- Born: Ion Dumitrache 16 December 1950 Ciorani, Prahova Region [ro], Romania
- Died: 2 April 2021 (aged 70) Bucharest, Romania
- Occupations: Lăutar, fiddler and singer

= Nelu Ploieșteanu =

Romanian musician (1950–2021)

Ion Dumitrache (16 December 1950 – 2 April 2021), artistically and commonly known as Nelu Ploieșteanu, was a Romanian lăutar, singer and fiddler of lăutărească music. He was born on 16 December 1950 in Ciorani, in the Prahova Region (now in the Prahova County), in Romania. Already at age 6, he played the accordion, and at age 17, he played music for money for the first time on a piano at a wedding. He moved to Bucharest in 1970 and worked for 6 months at the Ion Vasilescu Magazine Theater.

His artistic career expanded in 1979 when Dumitrache went on a tour to France, Belgium and the Netherlands. After this, more tours to countries such as Germany, Italy and Spain followed. He went on a final international tour in Germany in 1996 and, after that, he stayed in Romania. Dumitrache released a total of 30 albums during his lifetime.
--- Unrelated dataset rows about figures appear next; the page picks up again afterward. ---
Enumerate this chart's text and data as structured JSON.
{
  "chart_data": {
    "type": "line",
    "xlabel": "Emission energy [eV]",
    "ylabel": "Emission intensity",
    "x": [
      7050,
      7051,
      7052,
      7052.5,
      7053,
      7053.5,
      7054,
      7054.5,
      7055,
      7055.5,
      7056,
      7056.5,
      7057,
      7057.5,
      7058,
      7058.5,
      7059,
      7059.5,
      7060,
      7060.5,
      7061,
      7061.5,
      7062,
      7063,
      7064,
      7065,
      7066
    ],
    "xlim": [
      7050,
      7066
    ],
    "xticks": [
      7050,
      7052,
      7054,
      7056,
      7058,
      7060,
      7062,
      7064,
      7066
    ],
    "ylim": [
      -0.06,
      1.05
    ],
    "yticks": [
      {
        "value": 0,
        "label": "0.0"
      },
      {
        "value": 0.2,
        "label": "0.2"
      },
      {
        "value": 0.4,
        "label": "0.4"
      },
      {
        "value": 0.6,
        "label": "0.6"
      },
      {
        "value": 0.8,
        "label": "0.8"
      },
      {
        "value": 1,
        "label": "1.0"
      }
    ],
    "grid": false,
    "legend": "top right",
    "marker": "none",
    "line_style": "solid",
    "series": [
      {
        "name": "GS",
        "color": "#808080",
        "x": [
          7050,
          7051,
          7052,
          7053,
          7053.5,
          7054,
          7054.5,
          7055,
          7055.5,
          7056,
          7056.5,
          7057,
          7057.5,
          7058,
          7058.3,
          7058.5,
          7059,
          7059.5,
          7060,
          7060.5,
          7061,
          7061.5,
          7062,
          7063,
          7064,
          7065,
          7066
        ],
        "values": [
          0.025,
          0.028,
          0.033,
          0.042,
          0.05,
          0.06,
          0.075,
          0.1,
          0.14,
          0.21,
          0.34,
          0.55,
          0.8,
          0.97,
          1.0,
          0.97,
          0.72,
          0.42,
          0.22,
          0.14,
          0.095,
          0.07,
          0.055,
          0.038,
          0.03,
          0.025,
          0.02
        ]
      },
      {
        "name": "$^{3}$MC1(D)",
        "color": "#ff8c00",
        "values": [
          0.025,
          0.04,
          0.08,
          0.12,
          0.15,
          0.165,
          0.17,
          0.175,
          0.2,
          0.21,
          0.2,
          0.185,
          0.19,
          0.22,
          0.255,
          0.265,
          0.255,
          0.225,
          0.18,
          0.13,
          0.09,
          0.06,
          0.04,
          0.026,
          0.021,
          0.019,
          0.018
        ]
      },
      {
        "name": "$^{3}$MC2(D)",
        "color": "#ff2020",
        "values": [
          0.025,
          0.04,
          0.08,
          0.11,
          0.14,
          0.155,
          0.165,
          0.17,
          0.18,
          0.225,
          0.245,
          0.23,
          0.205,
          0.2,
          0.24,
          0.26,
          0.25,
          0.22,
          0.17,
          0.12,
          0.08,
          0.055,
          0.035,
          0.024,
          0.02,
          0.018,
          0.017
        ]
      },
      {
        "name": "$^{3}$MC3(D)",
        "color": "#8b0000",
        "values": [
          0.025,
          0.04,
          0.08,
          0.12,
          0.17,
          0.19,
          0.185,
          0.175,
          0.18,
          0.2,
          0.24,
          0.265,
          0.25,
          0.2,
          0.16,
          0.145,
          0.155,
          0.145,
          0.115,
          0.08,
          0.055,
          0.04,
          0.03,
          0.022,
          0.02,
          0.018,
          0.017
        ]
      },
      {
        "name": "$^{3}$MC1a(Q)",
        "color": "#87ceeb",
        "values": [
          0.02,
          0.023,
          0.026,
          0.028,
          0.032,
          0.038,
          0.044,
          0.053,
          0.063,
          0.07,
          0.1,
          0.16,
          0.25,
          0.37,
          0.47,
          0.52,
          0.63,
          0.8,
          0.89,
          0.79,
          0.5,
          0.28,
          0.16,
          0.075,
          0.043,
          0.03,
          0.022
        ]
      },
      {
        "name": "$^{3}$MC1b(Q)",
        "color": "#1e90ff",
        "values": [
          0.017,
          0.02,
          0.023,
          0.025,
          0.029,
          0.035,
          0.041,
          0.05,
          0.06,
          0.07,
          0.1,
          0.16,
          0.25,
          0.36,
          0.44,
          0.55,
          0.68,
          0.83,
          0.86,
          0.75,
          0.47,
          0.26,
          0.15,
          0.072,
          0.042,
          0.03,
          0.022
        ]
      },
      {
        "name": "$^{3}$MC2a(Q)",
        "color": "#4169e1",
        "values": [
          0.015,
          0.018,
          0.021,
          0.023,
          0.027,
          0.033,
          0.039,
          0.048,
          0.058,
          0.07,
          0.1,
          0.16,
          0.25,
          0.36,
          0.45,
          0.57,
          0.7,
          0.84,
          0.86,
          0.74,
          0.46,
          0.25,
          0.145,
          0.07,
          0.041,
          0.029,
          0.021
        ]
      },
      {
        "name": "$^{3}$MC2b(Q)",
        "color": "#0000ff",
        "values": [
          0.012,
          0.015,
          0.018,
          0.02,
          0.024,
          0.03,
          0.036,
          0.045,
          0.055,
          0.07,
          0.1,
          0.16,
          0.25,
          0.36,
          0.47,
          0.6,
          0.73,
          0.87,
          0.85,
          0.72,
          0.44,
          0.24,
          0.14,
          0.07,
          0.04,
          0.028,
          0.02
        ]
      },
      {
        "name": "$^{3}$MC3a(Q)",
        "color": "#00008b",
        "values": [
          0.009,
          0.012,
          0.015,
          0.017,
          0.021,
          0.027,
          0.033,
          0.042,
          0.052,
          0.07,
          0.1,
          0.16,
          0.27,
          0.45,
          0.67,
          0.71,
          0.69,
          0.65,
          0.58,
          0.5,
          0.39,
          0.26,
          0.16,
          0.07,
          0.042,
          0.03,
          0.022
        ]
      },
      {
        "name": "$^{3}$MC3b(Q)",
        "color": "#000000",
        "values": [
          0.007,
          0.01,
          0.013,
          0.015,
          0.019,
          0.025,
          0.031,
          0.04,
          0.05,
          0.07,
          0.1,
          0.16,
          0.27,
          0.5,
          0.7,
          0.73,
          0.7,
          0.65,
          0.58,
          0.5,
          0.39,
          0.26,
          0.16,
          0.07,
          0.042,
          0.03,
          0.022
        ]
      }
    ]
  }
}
He also collaborated with famous actors such as Gheorghe Dinică or Ștefan Iordache and sang for the Ceaușescu family and for the former Presidents of Romania Ion Iliescu and Traian Băsescu.

Ion Dumitrache was married to Elena Dumitrache, with whom he had four daughters and one son. The latter was Mihăiță Dumitrache, who suffered from spastic quadriplegia and died on 21 April 2018 at the age of 32.

Dumitrache sang publicly for the last time on 8 March 2021, in Slănic-Moldova. After this, he was hospitalized at the Floreasca Hospital in Bucharest after being diagnosed with COVID-19 and died there on 2 April. His family claimed that the hospital had mistreated Dumitrache and left him "like a dog", saying they intended to sue the hospital.